А потом уехал за границу, где у меня своя личная жизнь образовалась. Я едва ли вспомнил бы о бывшей соседке, если бы не тот вечер, и не рассказ знакомого психиатра о его безумных пациентах.

— Они не сумасшедшие, — возражал я. — У них причуды.

— А тебе-то откуда знать? — вопрошал он с наглостью дипломированного специалиста.

Действительно, откуда?

Соседями мы пробыли с ней пару лет, а перекинулись едва ли парой слов.
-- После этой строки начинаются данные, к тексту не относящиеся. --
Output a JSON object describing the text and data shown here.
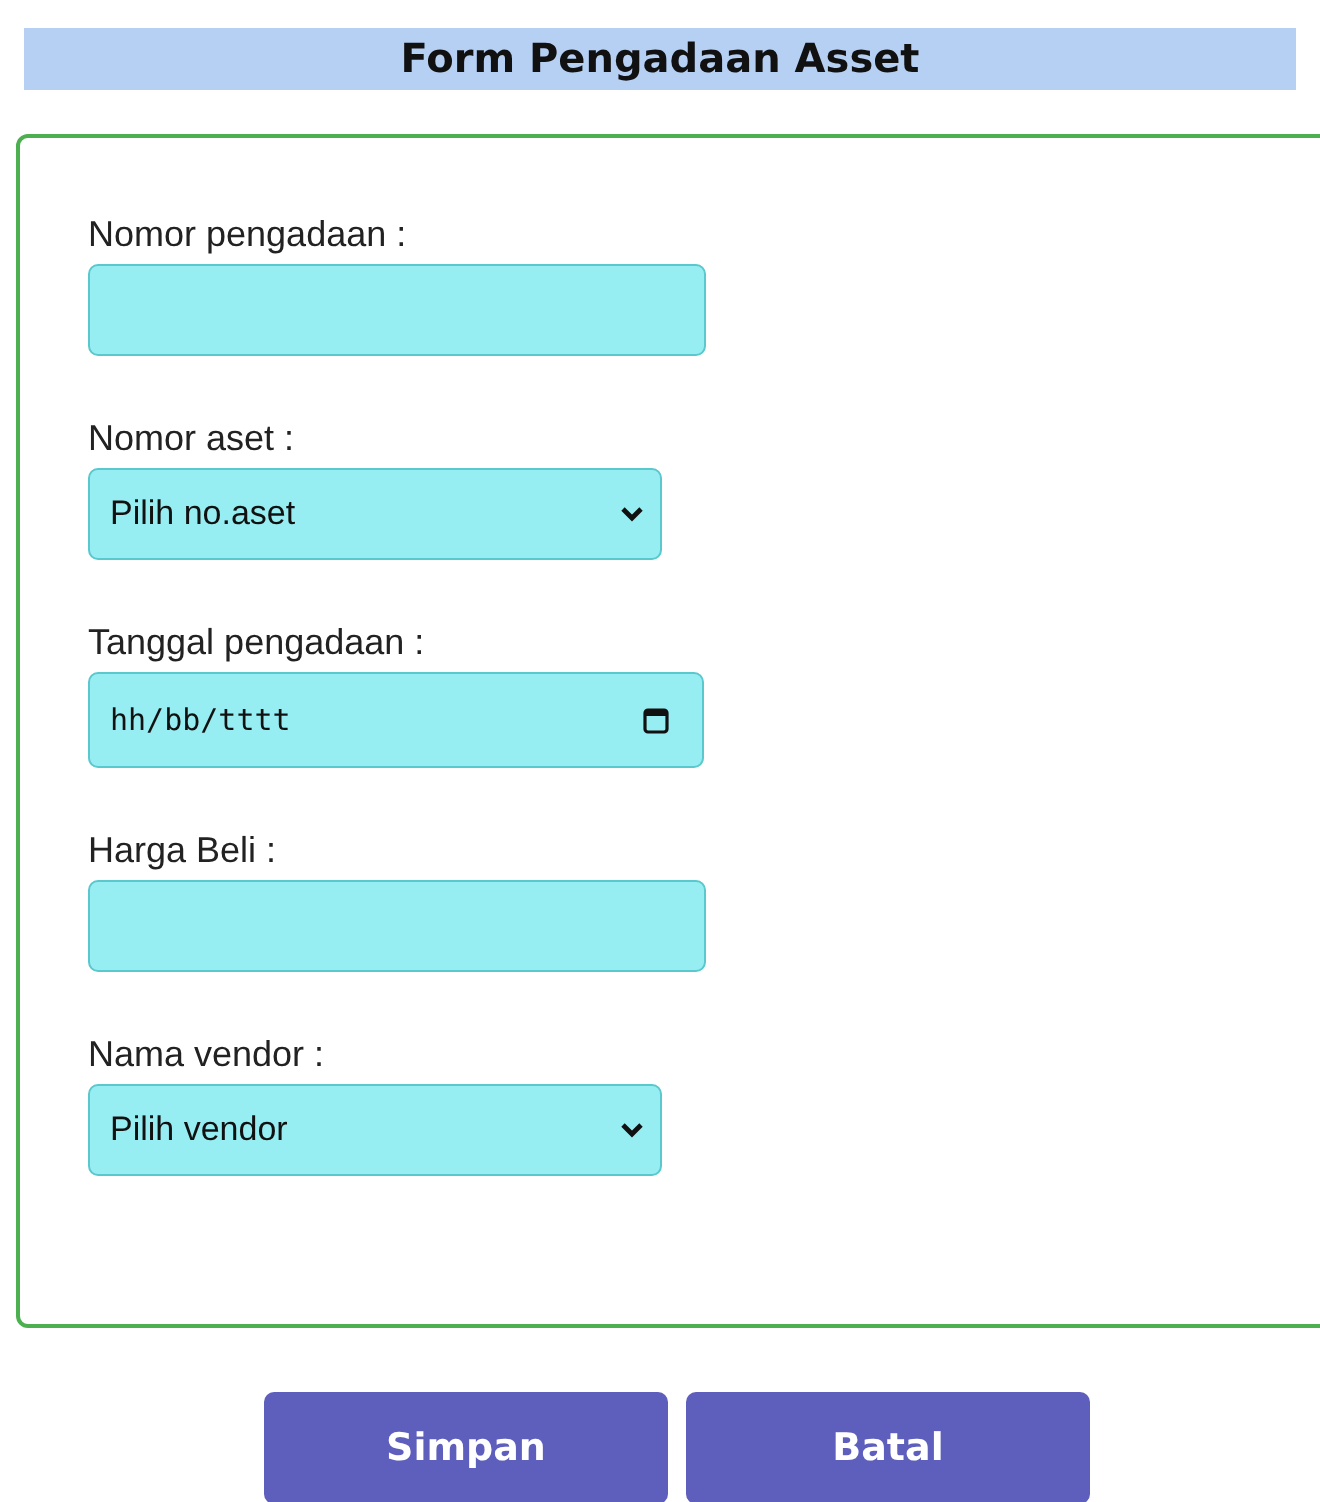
{
  "title": "Form Pengadaan Asset",
  "fields": [
    {
      "label": "Nomor pengadaan :",
      "kind": "text"
    },
    {
      "label": "Nomor aset :",
      "kind": "select",
      "value": "Pilih no.aset"
    },
    {
      "label": "Tanggal pengadaan :",
      "kind": "date",
      "value": "hh/bb/tttt"
    },
    {
      "label": "Harga Beli :",
      "kind": "text"
    },
    {
      "label": "Nama vendor :",
      "kind": "select",
      "value": "Pilih vendor"
    }
  ],
  "buttons": [
    "Simpan",
    "Batal"
  ]
}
Не возникало такой потребности. Но если бы сейчас она жила через стенку, то я, повстречав ее как-нибудь на лестничной площадке, обязательно спросил бы.

— Вы счастливы?

И постарался бы расслышать «да». Не скажу почему.

ЗАЙЧИК

У смерти эхо длинней, чем у рождения.

Умер мой дед. Жизнь его не оборвалась, а затухла. И думать о нем мне в общем-то нечего — я его плохо знал. Но эхо от жизни, которая жила еще несколько часов назад, понеслось, и я никак не могу от него отделаться.

Я думаю о тех, кто умер.

Главным образом, о матери моего друга, которая умерла полтора года назад. Она устала жить (бывает такое и в благополучной Германии), и поздней осенью заснула.

— Это чудо, что она прожила так долго, — говорил на похоронах один из братьев моего друга. Тот, который врач-терапевт.

— У нее было самое лучшее медицинское обслуживание в стране, — возражал я.

Врачей в семье моего друга очень много, врачом был еще его отец, а потому расстроенный организм его матери выверяли дотошно, кормили ее таблетками, потчевали светотерапией, бодрящими инъекциями, и она — вчерашняя курильщица, незнакомая со спортом — жила, сохраняя здравый ум, прекрасную память.

Я узнал ее старухой. Когда мы познакомились, мне было 26, а ей — 74. Она была сухой, тщательно напудренной. Носатой, в точности, как мой друг и большинство его братьев и сестер. Обувь у нее была некрасивая, но удобная, а прическа безупречна — жесткие светлые волосы аккуратными локонами.

Она подарила мне полотенца. Синие с золотой каймой. Были рождественские праздники, всем полагались подарки, достался подарок и мне. Потом я понял, что она хотела этим сказать: «Не бойся. Здесь все свои».

— У зайчика развито чувство справедливости, — пояснял позднее мой друг, с легкой руки которого все в его семье звали мать «зайчиком».

— Мама, зайчик, — говорил мой друг, когда она умерла.

Мы спешно приехали, стояли в ее спальне, я разглядывал плашки паркета — темные, крупные, а у друга моего тряслась нижняя губа. Он выглядел обиженным ребенком. «Мама, зайчик», — повторял он, а я думал, что вот не ожидал, совсем не ожидал, что так резанет меня эта смерть. Оказалось, что старуха, с которой я и говорил-то всего-ничего, занимала в моей жизни достаточно места, чтобы почувствовать дыру, когда ее не стало. «Мама, зайчик».

Походка у нее была утиная, а зад плосковат. Она это не скрывала и не раз указывала мне, что и друг мой — а ее, следовательно, сын — унаследовал и то, и другое.

Я могу пересчитать по пальцам, сколько раз мы говорили с ней: вначале не могли толком, а когда привыкли друг другу, то все время что-то мешало.

Однажды она рассказала о служанке из Западной Украины, которая учила их, изнеженных немецких девочек, сушить сухари. Им потом пригодилось. А в другой раз вспоминала, как отказалась возвращаться в Берлин после каникул. Был сорок пятый, зима. Она осталась у родителей — и правильно сделала. Ее университетские подруги о конце войны говорить не любили. Страшное было время.